Studierende im Porträt: Karolin Thielemann – Hungrige Algen

16.11.2020 Die Studentin der Umweltwissenschaften analysiert für ihre Bachelorarbeit die Ökobilanz von Algenkultivierungen, die etwa helfen könnten, aus Lebensmittelabfällen einen Soja-Ersatz herzustellen. Die 24-Jährige belegte mit ihrer theoretischen Untersuchung den zweiten Platz beim „Food for Thought“-Wettbewerb im Rahmen der LCA-Food 2020 Konferenz.

Für ihre Forschungsarbeit ging Karolin Thielemann komplett theoretisch vor. Dennoch konnte Sie ebenfalls im Labor die erforschte Alge präsentieren. ©Marvin Sokolis / Leuphana
Studentin Karolin Thielemann zeigt im Labor die von ihr erforschte Alge.

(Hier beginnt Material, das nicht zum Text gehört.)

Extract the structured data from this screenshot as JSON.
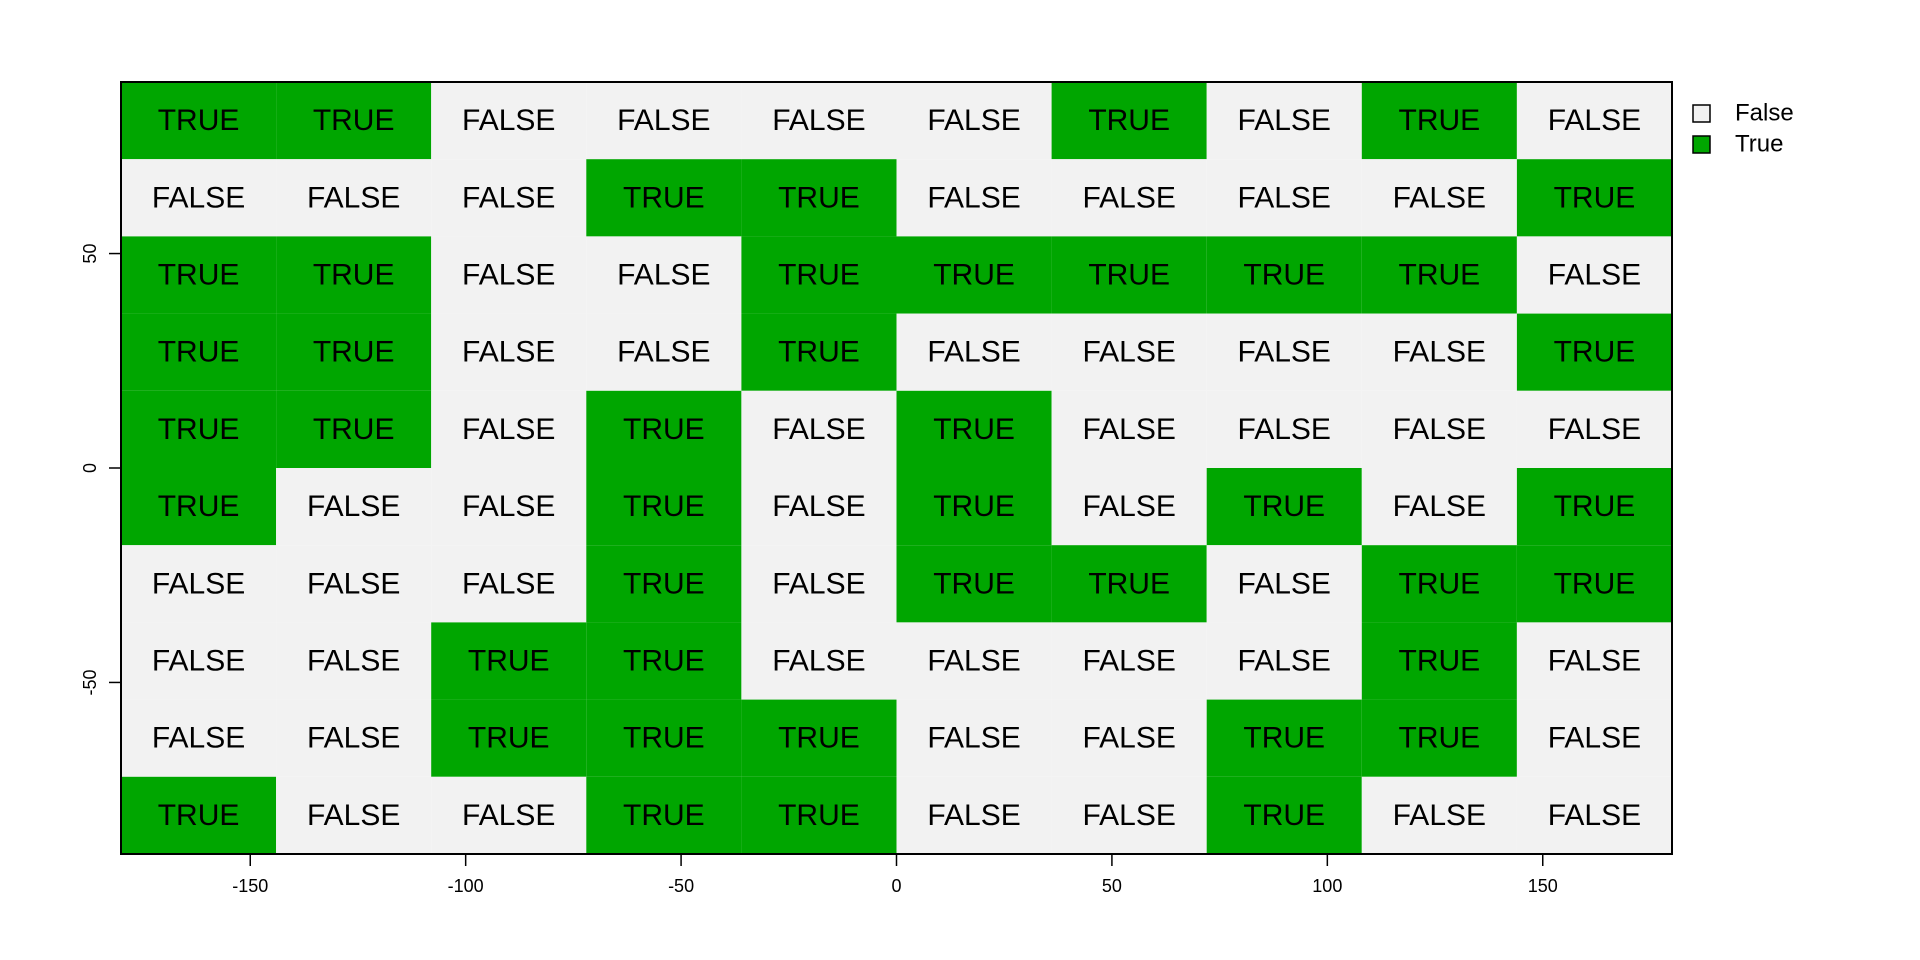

Galdieria sulphuraria ist mikroskopisch klein, könnte aber Großes bewirken: Die Alge betreibt einerseits Photosynthese, verbraucht also Kohlendioxid. Andererseits kann sie auch Zucker verstoffwechseln. Diese Fähigkeiten machen sie für die Wissenschaft interessant. „Durch Mikroalgen könnte Soja nachhaltig ersetzt werden“, erklärt Karolin Thielemann. Galdieria sulphuraria besteht nämlich aus einer proteinreichen Biomasse, die als Fleisch- oder Futterersatz dienen kann. Die Studentin der Umweltwissenschaft schreibt ihre Bachelorarbeit über das Life-Cycle-Assessment (LCA) von Algenkultivierungen bei Apl.-Prof. Dr. Daniel Pleissner am Institut für Nachhaltige Chemie und Umweltchemie. Bei der theoretischen Arbeit schaut sie sich jeden Schritt an, vom Ansetzen der Kultur etwa in Bioreaktoren bis zur Algenernte beispielsweise durch Zentrifugation. Sie greift auf Literaturdaten zurück und prüft die Ökobilanz der einzelnen Schritte: Wie viel Energie wird verbraucht? Wie hoch ist der CO2-Ausstoß? „Bei der Algenkultivierung werden bereits einige Verfahren praktisch umgesetzt. Über den Umwelteinfluss im Zusammenhang mit der Verwertung von Lebensmittelabfällen ist aber nicht viel bekannt“, erklärt Karolin Thielemann. 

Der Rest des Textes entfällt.